The black beast bounded up and looked hopefully at Humphrey. ‘Have you got a handkerchief, Aunt Hortensia?’ Humphrey went on.

She nodded her stump and fished under her nightdress in the pocket of her long woollen drawers. ‘Here.’

Humphrey took it and held it to the dog’s nose. ‘Find, Shuksie. Go on. Find.’

There was a pause while the phantom beast sniffed the speck of linen. Then his head went down and his three tails went up and with a noise like an underground pumping station, he was off.

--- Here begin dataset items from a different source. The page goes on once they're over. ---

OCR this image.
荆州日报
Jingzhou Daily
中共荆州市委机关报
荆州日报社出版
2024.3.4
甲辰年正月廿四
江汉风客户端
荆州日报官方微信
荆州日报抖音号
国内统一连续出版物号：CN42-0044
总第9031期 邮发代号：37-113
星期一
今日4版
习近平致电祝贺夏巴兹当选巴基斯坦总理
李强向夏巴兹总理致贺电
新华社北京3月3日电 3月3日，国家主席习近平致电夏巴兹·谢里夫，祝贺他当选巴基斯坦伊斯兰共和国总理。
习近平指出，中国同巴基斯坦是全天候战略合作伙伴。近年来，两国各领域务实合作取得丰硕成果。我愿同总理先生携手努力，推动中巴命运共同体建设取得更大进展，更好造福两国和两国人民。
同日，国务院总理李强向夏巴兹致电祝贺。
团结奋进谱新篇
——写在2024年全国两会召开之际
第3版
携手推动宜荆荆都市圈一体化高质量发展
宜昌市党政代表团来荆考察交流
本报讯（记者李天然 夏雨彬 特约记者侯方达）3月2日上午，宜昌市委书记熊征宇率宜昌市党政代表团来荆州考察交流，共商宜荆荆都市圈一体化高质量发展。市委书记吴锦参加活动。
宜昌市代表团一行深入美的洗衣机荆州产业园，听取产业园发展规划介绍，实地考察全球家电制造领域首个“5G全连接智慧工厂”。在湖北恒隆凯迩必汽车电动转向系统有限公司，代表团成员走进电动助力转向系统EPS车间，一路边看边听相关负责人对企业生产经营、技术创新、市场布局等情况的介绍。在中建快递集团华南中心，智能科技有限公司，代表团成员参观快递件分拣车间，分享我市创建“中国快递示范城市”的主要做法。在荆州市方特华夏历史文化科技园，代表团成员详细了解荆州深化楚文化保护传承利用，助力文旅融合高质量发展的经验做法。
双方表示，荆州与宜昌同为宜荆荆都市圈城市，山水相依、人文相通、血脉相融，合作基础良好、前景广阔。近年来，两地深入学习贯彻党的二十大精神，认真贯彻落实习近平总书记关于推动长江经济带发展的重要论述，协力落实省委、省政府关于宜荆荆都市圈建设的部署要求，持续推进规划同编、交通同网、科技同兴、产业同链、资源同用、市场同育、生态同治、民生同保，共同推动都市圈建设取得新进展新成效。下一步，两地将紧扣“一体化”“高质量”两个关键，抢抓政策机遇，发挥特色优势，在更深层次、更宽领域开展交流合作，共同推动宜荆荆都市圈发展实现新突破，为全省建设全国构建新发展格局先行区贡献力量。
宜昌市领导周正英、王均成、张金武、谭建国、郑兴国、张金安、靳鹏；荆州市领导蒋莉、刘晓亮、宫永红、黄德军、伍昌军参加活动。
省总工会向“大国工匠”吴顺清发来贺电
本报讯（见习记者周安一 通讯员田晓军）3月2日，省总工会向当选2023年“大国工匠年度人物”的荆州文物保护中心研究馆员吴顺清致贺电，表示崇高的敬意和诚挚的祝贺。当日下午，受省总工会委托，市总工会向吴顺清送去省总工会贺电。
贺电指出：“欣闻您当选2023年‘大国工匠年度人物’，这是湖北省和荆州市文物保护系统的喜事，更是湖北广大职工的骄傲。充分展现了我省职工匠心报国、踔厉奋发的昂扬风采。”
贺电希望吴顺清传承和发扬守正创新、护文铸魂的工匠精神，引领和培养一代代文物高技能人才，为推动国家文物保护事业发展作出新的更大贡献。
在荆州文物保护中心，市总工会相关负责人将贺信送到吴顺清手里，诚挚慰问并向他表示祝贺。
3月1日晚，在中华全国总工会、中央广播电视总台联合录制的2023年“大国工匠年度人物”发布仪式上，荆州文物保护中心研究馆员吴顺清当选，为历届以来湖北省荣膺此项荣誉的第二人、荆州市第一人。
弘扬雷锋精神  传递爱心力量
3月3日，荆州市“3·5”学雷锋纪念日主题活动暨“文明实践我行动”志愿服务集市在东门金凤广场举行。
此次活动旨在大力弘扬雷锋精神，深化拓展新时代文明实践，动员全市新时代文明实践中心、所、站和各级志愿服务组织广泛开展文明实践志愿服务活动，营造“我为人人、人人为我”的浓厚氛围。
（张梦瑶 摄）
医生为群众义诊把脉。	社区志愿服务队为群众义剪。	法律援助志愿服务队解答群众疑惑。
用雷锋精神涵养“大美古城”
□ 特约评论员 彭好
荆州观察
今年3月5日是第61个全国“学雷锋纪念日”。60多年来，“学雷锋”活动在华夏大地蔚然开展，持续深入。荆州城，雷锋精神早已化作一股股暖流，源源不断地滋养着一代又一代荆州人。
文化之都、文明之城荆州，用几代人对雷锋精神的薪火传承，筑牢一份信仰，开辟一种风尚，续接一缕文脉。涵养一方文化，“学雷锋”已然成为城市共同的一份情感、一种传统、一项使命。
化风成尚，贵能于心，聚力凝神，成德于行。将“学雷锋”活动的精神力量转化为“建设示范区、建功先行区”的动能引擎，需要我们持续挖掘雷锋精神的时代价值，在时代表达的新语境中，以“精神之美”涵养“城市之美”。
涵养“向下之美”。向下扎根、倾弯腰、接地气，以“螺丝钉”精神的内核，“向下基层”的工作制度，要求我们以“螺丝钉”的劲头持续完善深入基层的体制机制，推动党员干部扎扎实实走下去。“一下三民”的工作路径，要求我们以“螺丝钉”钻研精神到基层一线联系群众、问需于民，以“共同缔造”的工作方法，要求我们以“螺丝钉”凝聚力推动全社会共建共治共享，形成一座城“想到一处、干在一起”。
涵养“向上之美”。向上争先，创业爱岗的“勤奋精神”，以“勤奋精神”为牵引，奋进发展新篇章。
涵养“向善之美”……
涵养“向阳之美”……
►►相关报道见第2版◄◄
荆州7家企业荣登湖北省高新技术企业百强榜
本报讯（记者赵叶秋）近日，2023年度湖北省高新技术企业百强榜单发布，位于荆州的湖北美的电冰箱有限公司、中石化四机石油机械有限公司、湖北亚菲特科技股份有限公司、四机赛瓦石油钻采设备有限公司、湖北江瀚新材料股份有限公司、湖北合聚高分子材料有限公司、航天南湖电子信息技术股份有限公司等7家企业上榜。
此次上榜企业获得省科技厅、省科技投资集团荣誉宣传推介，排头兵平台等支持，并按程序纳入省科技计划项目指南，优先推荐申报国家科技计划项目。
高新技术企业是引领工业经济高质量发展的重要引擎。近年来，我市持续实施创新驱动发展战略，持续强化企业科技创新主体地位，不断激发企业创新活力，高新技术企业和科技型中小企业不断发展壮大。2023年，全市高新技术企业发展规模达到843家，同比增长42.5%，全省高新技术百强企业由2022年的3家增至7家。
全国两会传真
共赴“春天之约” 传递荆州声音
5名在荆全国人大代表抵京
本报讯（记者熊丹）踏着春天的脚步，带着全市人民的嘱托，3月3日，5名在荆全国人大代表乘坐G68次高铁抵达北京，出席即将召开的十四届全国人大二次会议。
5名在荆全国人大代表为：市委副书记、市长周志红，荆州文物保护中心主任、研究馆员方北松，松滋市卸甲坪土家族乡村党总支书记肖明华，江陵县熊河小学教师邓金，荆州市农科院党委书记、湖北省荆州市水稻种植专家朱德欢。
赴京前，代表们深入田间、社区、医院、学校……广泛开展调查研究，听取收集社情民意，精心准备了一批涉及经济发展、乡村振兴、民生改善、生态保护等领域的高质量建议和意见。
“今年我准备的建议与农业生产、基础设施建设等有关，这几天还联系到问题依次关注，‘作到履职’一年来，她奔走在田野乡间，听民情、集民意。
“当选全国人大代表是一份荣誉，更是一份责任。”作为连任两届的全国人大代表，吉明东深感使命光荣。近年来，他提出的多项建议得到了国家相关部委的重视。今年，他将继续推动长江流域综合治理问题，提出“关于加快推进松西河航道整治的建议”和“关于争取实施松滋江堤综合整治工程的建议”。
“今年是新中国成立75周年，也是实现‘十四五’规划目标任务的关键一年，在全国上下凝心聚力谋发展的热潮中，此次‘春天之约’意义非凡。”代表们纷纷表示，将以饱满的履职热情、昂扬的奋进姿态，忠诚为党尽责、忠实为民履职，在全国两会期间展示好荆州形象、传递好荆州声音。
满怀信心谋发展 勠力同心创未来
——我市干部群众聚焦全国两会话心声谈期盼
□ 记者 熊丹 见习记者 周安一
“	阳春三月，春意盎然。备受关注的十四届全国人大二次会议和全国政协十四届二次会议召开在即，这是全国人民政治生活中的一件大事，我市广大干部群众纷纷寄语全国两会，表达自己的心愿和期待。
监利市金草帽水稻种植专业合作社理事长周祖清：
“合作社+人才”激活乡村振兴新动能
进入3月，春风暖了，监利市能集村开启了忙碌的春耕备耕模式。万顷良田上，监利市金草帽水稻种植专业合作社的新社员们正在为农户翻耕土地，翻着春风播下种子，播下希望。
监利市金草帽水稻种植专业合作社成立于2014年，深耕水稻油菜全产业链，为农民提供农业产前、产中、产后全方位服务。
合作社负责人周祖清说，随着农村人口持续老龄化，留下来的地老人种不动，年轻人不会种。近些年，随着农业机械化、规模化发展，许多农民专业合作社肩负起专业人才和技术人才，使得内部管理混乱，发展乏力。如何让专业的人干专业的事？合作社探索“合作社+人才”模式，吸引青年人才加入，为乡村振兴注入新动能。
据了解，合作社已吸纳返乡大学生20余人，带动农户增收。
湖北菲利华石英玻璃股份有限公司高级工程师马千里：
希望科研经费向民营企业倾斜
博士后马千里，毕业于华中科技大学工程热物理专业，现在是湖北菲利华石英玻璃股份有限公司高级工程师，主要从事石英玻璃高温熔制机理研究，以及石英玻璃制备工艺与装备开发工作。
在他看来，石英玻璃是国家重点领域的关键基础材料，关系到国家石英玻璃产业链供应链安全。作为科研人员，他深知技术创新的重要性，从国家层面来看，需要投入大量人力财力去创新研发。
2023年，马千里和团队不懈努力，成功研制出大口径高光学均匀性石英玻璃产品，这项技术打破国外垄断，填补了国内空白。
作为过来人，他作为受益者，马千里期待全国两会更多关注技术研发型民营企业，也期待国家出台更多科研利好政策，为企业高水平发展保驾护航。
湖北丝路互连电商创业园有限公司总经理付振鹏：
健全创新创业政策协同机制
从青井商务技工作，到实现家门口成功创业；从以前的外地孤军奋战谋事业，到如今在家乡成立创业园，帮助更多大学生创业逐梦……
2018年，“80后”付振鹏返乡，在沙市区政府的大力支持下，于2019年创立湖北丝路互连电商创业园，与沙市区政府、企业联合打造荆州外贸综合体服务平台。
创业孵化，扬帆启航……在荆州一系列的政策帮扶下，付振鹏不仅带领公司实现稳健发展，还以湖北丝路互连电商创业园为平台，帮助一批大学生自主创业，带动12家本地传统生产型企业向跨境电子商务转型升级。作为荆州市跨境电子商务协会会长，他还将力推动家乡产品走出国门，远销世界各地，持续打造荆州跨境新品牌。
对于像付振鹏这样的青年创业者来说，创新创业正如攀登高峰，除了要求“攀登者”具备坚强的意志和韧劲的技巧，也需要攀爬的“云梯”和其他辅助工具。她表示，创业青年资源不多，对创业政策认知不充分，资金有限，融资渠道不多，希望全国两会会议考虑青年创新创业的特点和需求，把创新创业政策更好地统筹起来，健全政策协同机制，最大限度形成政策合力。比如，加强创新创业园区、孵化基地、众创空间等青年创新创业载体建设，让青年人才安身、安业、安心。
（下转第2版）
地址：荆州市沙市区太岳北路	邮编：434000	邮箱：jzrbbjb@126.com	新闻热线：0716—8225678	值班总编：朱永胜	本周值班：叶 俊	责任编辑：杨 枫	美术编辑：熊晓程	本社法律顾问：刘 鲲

Humphrey waited anxiously as the red beam of light from the Shuk’s one eye raked the darkness. Then they heard him give a growl of satisfaction and pounce. Seconds later he had bounded back to the coach. And in his jaws, covered with black sludge but smiling happily, was Aunt Hortensia’s head.

‘That is a very intelligent and useful animal,’ said the Head. ‘I had rolled into a ditch and might never have been found.’

‘You see, Mother,’ said Humphrey, ‘You see.’

Like all the best mothers, the Hag knew when she was beaten. ‘All right,’ she said, sighing. ‘But mind you keep those disgusting feet of his off the upholstery.’


Tn of an empty castle or ruined abbey or crumbling peel tower where a tired family of ghosts could come to rest.

And then, just a couple of hours before dawn, when the sky was beginning to look dark grey instead of inky black, the Gliding Kilt turned his head and said: ‘Down there. What’s down there?’

They all scrambled to the window and looked out. Below them, set in a big park, they could just make out the outline of a huge building. It had four towers, a central courtyard, battlements….

‘A castle!’ cried Humphrey. ‘Can we live here?’

‘We’ll just go down and take a look,’ said the Gliding Kilt.

The horses were tired and glad to lose height. As they galloped round the building everyone became more cheerful. There was ivy creeping up the walls, some of the windows were barred; a fierce black crow rose squawking as they came.

‘Really this seems very possible,’ said the Hag. ‘Look, there are two stinking serpents hanging out of that window,’ she went on, sniffing happily. ‘Let’s drive in there.’

Aunt Hortensia had her faults but she certainly knew how to handle her horses. Skilfully she turned, and the coach drove past the stripy, stinking snakes hanging on the sill and in through the window.

Only they weren’t stinking snakes. They were the football socks of a boy called Maurice Crawler who had extremely smelly feet. And what the ghosts had done was to drive straight into the boys’ dormitory of Norton Castle School.